Skip to content

Parser combinators

In 1985 Wadler proposed to represent parsers as functions and to construct bigger parsers by composing functions. The key idea is to start from parsers for atomic languages:

-- empty language
fail xs       = []            -- Dx(∅)   = ∅
-- trivial language - empty string
empty v xs    = [(v, xs)]     -- Dϵ(P)   = P
-- singleton language
lit 'a' "abc" = [('a', "bc")] -- Da(abc) = bc
lit 'b' "abc" = []            -- Db(abc) = ∅

Then atomic parsers can be composed with union (alt), concatenation (seq), and Kleene star (rep) to create parsers for “bigger” languages.
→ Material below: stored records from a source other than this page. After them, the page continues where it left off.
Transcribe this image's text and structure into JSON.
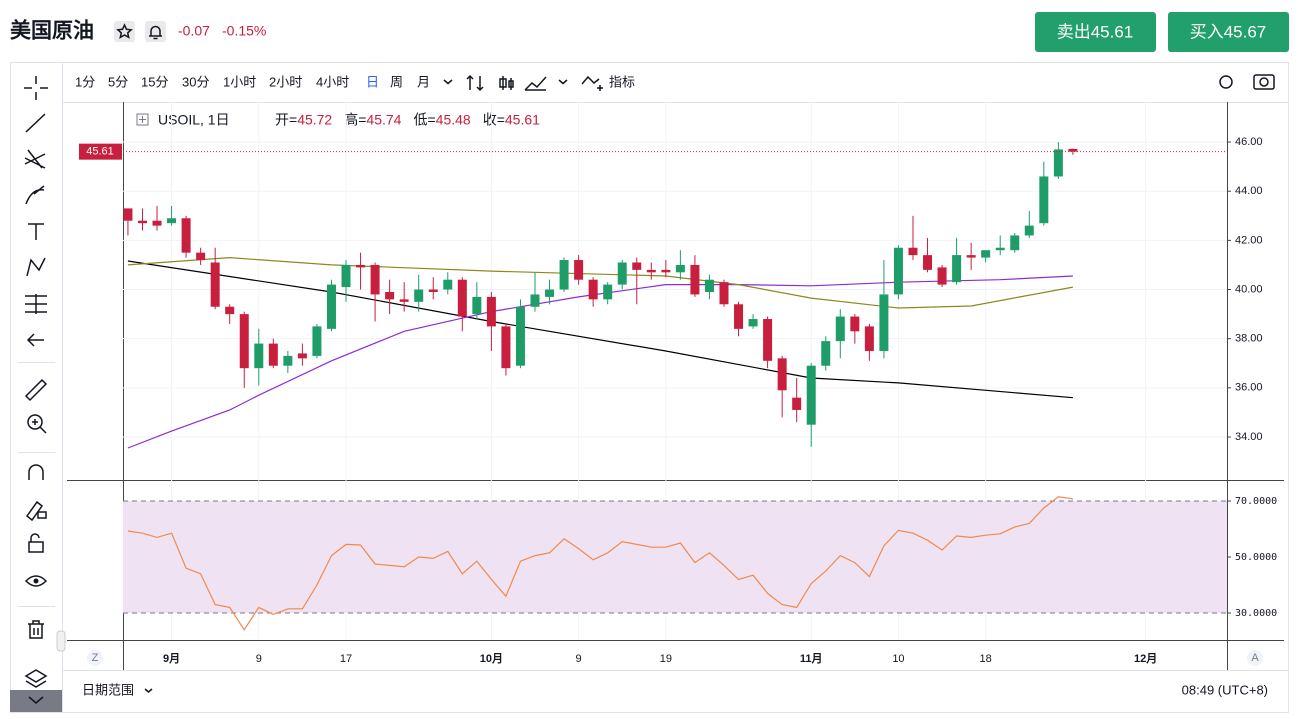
{
  "header": {
    "title": "美国原油",
    "change": "-0.07",
    "change_pct": "-0.15%",
    "sell": "卖出45.61",
    "buy": "买入45.67"
  },
  "toolbar": {
    "intervals": [
      "1分",
      "5分",
      "15分",
      "30分",
      "1小时",
      "2小时",
      "4小时",
      "日",
      "周",
      "月"
    ],
    "indicators": "指标"
  },
  "legend": {
    "symbol": "USOIL, 1日",
    "items": [
      {
        "label": "开=",
        "value": "45.72"
      },
      {
        "label": "高=",
        "value": "45.74"
      },
      {
        "label": "低=",
        "value": "45.48"
      },
      {
        "label": "收=",
        "value": "45.61"
      }
    ]
  },
  "footer": {
    "date_range": "日期范围",
    "time": "08:49 (UTC+8)",
    "left_button": "Z",
    "right_button": "A"
  },
  "chart_data": [
    {
      "type": "candlestick",
      "up_color": "#1e9d68",
      "down_color": "#c81f3e",
      "grid": true,
      "open": [
        43.3,
        42.8,
        42.8,
        42.7,
        42.9,
        41.5,
        41.1,
        39.3,
        39.0,
        36.8,
        37.8,
        36.9,
        37.4,
        37.3,
        38.4,
        40.1,
        41.0,
        41.0,
        39.9,
        39.6,
        39.5,
        40.0,
        40.0,
        40.4,
        39.0,
        39.7,
        38.5,
        36.9,
        39.3,
        39.7,
        40.0,
        41.2,
        40.4,
        39.6,
        40.2,
        41.1,
        40.8,
        40.8,
        40.7,
        41.0,
        39.9,
        40.3,
        39.4,
        38.5,
        38.8,
        37.2,
        35.6,
        34.5,
        36.9,
        37.9,
        38.9,
        38.5,
        37.5,
        39.8,
        41.7,
        41.4,
        40.9,
        40.3,
        41.4,
        41.3,
        41.6,
        41.6,
        42.2,
        42.7,
        44.6,
        45.72
      ],
      "high": [
        43.3,
        43.3,
        43.4,
        43.4,
        43.0,
        41.7,
        41.7,
        39.4,
        39.1,
        38.4,
        38.0,
        37.5,
        37.8,
        38.6,
        40.4,
        41.2,
        41.5,
        41.1,
        40.4,
        40.3,
        40.6,
        40.5,
        40.7,
        40.5,
        40.3,
        39.9,
        38.6,
        39.6,
        40.7,
        40.4,
        41.3,
        41.4,
        40.5,
        40.3,
        41.2,
        41.3,
        41.1,
        41.2,
        41.6,
        41.4,
        40.6,
        40.4,
        39.5,
        39.0,
        38.9,
        37.3,
        36.4,
        37.0,
        38.1,
        39.2,
        39.0,
        38.6,
        41.2,
        41.8,
        43.0,
        42.1,
        41.0,
        42.1,
        41.9,
        41.6,
        42.2,
        42.3,
        43.2,
        45.2,
        46.0,
        45.74
      ],
      "low": [
        42.2,
        42.4,
        42.4,
        42.6,
        41.3,
        41.0,
        39.2,
        38.6,
        36.0,
        36.1,
        36.8,
        36.6,
        36.9,
        37.2,
        38.3,
        39.5,
        40.0,
        38.7,
        39.0,
        39.1,
        39.1,
        39.6,
        39.8,
        38.3,
        38.8,
        37.5,
        36.5,
        36.8,
        39.1,
        39.4,
        39.9,
        40.2,
        39.3,
        39.4,
        40.0,
        39.4,
        40.4,
        40.5,
        40.4,
        39.7,
        39.6,
        39.3,
        38.1,
        38.4,
        36.8,
        34.8,
        34.6,
        33.6,
        36.7,
        37.2,
        37.8,
        37.1,
        37.2,
        39.6,
        41.2,
        40.7,
        40.1,
        40.2,
        40.8,
        41.1,
        41.4,
        41.5,
        42.1,
        42.6,
        44.5,
        45.48
      ],
      "close": [
        42.8,
        42.7,
        42.6,
        42.9,
        41.5,
        41.2,
        39.3,
        39.0,
        36.8,
        37.8,
        36.9,
        37.3,
        37.2,
        38.5,
        40.2,
        41.0,
        40.9,
        39.8,
        39.6,
        39.5,
        40.0,
        39.9,
        40.4,
        38.9,
        39.7,
        38.5,
        36.8,
        39.3,
        39.8,
        40.0,
        41.2,
        40.4,
        39.6,
        40.2,
        41.1,
        40.8,
        40.7,
        40.7,
        41.0,
        39.8,
        40.4,
        39.4,
        38.4,
        38.8,
        37.1,
        35.9,
        35.1,
        36.9,
        37.9,
        38.9,
        38.3,
        37.5,
        39.8,
        41.7,
        41.4,
        40.8,
        40.2,
        41.4,
        41.3,
        41.6,
        41.7,
        42.2,
        42.6,
        44.6,
        45.7,
        45.61
      ],
      "series": [
        {
          "color": "#000000",
          "x": [
            0,
            14,
            25,
            37,
            47,
            53,
            65
          ],
          "values": [
            41.16,
            39.9,
            38.7,
            37.5,
            36.4,
            36.2,
            35.6
          ]
        },
        {
          "color": "#8e2bd6",
          "x": [
            0,
            3,
            7,
            9,
            14,
            19,
            25,
            31,
            37,
            42,
            47,
            53,
            60,
            65
          ],
          "values": [
            33.55,
            34.24,
            35.1,
            35.7,
            37.1,
            38.3,
            39.1,
            39.7,
            40.2,
            40.2,
            40.15,
            40.3,
            40.4,
            40.55
          ]
        },
        {
          "color": "#8a8a1e",
          "x": [
            0,
            7,
            14,
            25,
            37,
            42,
            47,
            53,
            58,
            65
          ],
          "values": [
            41.0,
            41.3,
            41.0,
            40.75,
            40.55,
            40.2,
            39.65,
            39.25,
            39.33,
            40.1
          ]
        }
      ],
      "last_price": {
        "value": 45.61,
        "label": "45.61"
      },
      "xlim": [
        -0.34,
        75.6
      ],
      "xticks": [
        {
          "value": 3,
          "label": "9月"
        },
        {
          "value": 9,
          "label": "9"
        },
        {
          "value": 15,
          "label": "17"
        },
        {
          "value": 25,
          "label": "10月"
        },
        {
          "value": 31,
          "label": "9"
        },
        {
          "value": 37,
          "label": "19"
        },
        {
          "value": 47,
          "label": "11月"
        },
        {
          "value": 53,
          "label": "10"
        },
        {
          "value": 59,
          "label": "18"
        },
        {
          "value": 70,
          "label": "12月"
        }
      ],
      "ylim": [
        32.25,
        47.63
      ],
      "yticks": [
        {
          "value": 34,
          "label": "34.00"
        },
        {
          "value": 36,
          "label": "36.00"
        },
        {
          "value": 38,
          "label": "38.00"
        },
        {
          "value": 40,
          "label": "40.00"
        },
        {
          "value": 42,
          "label": "42.00"
        },
        {
          "value": 44,
          "label": "44.00"
        },
        {
          "value": 46,
          "label": "46.00"
        }
      ]
    },
    {
      "type": "line",
      "color": "#f0894e",
      "band_color": "#efe2f3",
      "values": [
        59.3,
        58.5,
        57,
        58.5,
        46,
        44,
        33,
        32,
        24,
        32,
        29.5,
        31.5,
        31.5,
        40,
        50.5,
        54.5,
        54.3,
        47.5,
        47,
        46.5,
        50,
        49.5,
        52,
        44,
        48.5,
        42,
        36,
        48.5,
        50.5,
        51.5,
        56.5,
        53,
        49,
        51.5,
        55.5,
        54.5,
        53.5,
        53.5,
        55,
        48,
        51.5,
        47,
        42,
        43.5,
        37,
        33,
        32,
        40.5,
        45,
        50.5,
        48,
        43,
        54,
        59.5,
        58.5,
        56,
        52.5,
        57.5,
        57,
        57.8,
        58.3,
        60.7,
        62,
        67.5,
        71.5,
        70.8
      ],
      "xlim": [
        -0.34,
        75.6
      ],
      "ylim": [
        20.36,
        77.5
      ],
      "yticks": [
        {
          "value": 30,
          "label": "30.0000"
        },
        {
          "value": 50,
          "label": "50.0000"
        },
        {
          "value": 70,
          "label": "70.0000"
        }
      ]
    }
  ]
}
It is a bit harder to see correspondence of derivatives to those parsers:

alt (lit 'a') (lit 'b') "abc" = [('a', "bc")]
seq (lit 'a') (lit 'b') "abc" = [("ab", "c")]
rep (lit 'a') "aac"           = [("aa", "c"), ("a", "ac"), ("", "aac")]

The problem here is that the derivative corresponds to the recognizer. Parsers are a bit trickier, than recognizers.

Ruzzo in 1979 showed that any recognizer can be transformed to parser with the overhead of O(log n) at most.

Wadler shows the importance of lazy evaluation in this approach. It can’t handle left recursive grammars.